An open letter to the Chancellor
The Chancellor’s £9bn coronavirus bailout for the self-employed is most welcomed and offers a lifeline to many of our clients. The scheme however, drawn up in haste, is not without its faults.
We’re curious why is the compensation of 80% of profits (worth up to £2500 per month) 3 months away? Our self-employed clients need the money now and HMRC already holds the information to calculate entitled compensation. The Chancellor has said that, to combat fraud, those taxpayers who commenced self-employment after 5 April 2019 will be excluded from the scheme.

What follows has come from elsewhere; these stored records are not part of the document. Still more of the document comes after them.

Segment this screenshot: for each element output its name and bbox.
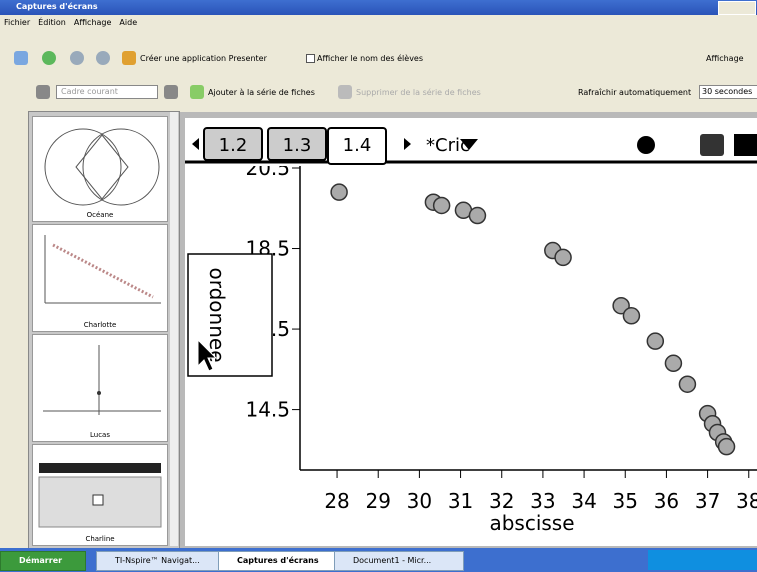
y-axis-label: ordonnee [205,268,229,363]
x-axis-label: abscisse [489,511,574,535]
toolbar-icon[interactable] [70,51,84,65]
thumbnail[interactable]: Lucas [32,334,168,442]
toolbar-icon [338,85,352,99]
create-button[interactable]: Créer une application Presenter [140,54,267,63]
tab-label: 1.3 [283,135,312,156]
show-names[interactable]: Afficher le nom des élèves [317,54,423,63]
toolbar-icon[interactable] [122,51,136,65]
toolbar-icon[interactable] [190,85,204,99]
x-tick-label: 30 [407,489,432,513]
menu-item[interactable]: Édition [38,18,66,27]
page: Captures d'écrans Fichier Édition Affichag… [0,0,757,572]
window-buttons[interactable] [718,1,756,15]
thumbnail[interactable]: Charline [32,444,168,546]
y-tick-label: 14.5 [245,398,290,422]
close-icon[interactable] [734,134,757,156]
data-point [555,249,571,265]
x-tick-label: 36 [654,489,679,513]
toolbar-icon[interactable] [42,51,56,65]
x-tick-label: 33 [530,489,555,513]
thumbnail[interactable]: Charlotte [32,224,168,332]
x-tick-label: 35 [613,489,638,513]
x-tick-label: 38 [736,489,757,513]
task-button[interactable]: Document1 - Micr... [334,551,464,571]
add-button[interactable]: Ajouter à la série de fiches [208,88,315,97]
thumbnail-label: Charlotte [33,321,167,329]
data-point [647,333,663,349]
interval-select[interactable]: 30 secondes [699,85,757,99]
thumbnail-drawing [33,445,167,545]
data-point [469,208,485,224]
data-point [719,439,735,455]
x-tick-label: 31 [448,489,473,513]
doc-name: *Cric [426,135,470,156]
thumbnail-drawing [33,117,167,221]
start-button[interactable]: Démarrer [0,551,86,571]
task-button[interactable]: Captures d'écrans [218,551,348,571]
tab-label: 1.2 [219,135,248,156]
menu-bar: Fichier Édition Affichage Aide [4,18,145,27]
menu-item[interactable]: Aide [119,18,137,27]
device-icon[interactable] [700,134,724,156]
title-bar [0,0,757,15]
data-point [665,355,681,371]
menu-item[interactable]: Fichier [4,18,30,27]
tray [648,550,757,570]
thumbnail-label: Lucas [33,431,167,439]
thumbnail-label: Charline [33,535,167,543]
tab-label: 1.4 [343,135,372,156]
x-tick-label: 29 [365,489,390,513]
data-point [623,308,639,324]
frame-select[interactable]: Cadre courant [56,85,158,99]
x-tick-label: 37 [695,489,720,513]
x-tick-label: 34 [571,489,596,513]
thumbnail[interactable]: Océane [32,116,168,222]
window-title: Captures d'écrans [16,2,98,11]
toolbar-icon[interactable] [36,85,50,99]
nspire-screen: 1.21.31.4*Cric14.516.518.520.52829303132… [185,118,757,546]
toolbar-icon[interactable] [14,51,28,65]
data-point [331,184,347,200]
thumbnail-label: Océane [33,211,167,219]
remove-button: Supprimer de la série de fiches [356,88,481,97]
scrollbar[interactable] [170,112,178,546]
data-point [679,376,695,392]
x-tick-label: 28 [324,489,349,513]
display-button[interactable]: Affichage [706,54,744,63]
toolbar-icon[interactable] [164,85,178,99]
data-point [434,197,450,213]
thumbnail-drawing [33,225,167,331]
undo-icon[interactable] [637,136,655,154]
thumbnail-drawing [33,335,167,441]
task-button[interactable]: TI-Nspire™ Navigat... [96,551,232,571]
x-tick-label: 32 [489,489,514,513]
checkbox[interactable] [306,54,315,63]
refresh-label: Rafraîchir automatiquement [578,88,691,97]
toolbar-icon[interactable] [96,51,110,65]
menu-item[interactable]: Affichage [74,18,112,27]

We strongly suggest that the Chancellor revise this to include those taxpayers who have already registered as self-employed with HMRC and files a 2019/20 Self-Assessment Return within 4 weeks of the 5 April 2020. It will also be interesting to see how net profits are calculated. Those taxpayers who regularly invest in plant and machinery to grow their businesses will have reduced their taxable profits (sometimes to £nil) by the availability of capital allowances. For the purposes of calculating the compensation, shouldn’t the capital allowances claim be ignored? Also what about the directors of small limited companies? To exclude them on the basis that they can take their remuneration by way of a low salary and dividend is just not right. Indeed many self-employed, such as computer contractors, are required to work through their own limited companies due to the nature of the tax arrangements existing within their industries. Taking Corporation Tax into account, they still pay tax at an effective basic rate rate of 26.5% and contribute so much to the economy. They need support.
The purpose of the compensation is to support individuals during these difficult times so they haven’t got to go out to work to put themselves and others at risk. Self-employed taxpayers earning more than £50,000 per annum aside it should therefore be fully inclusive to be fully effective.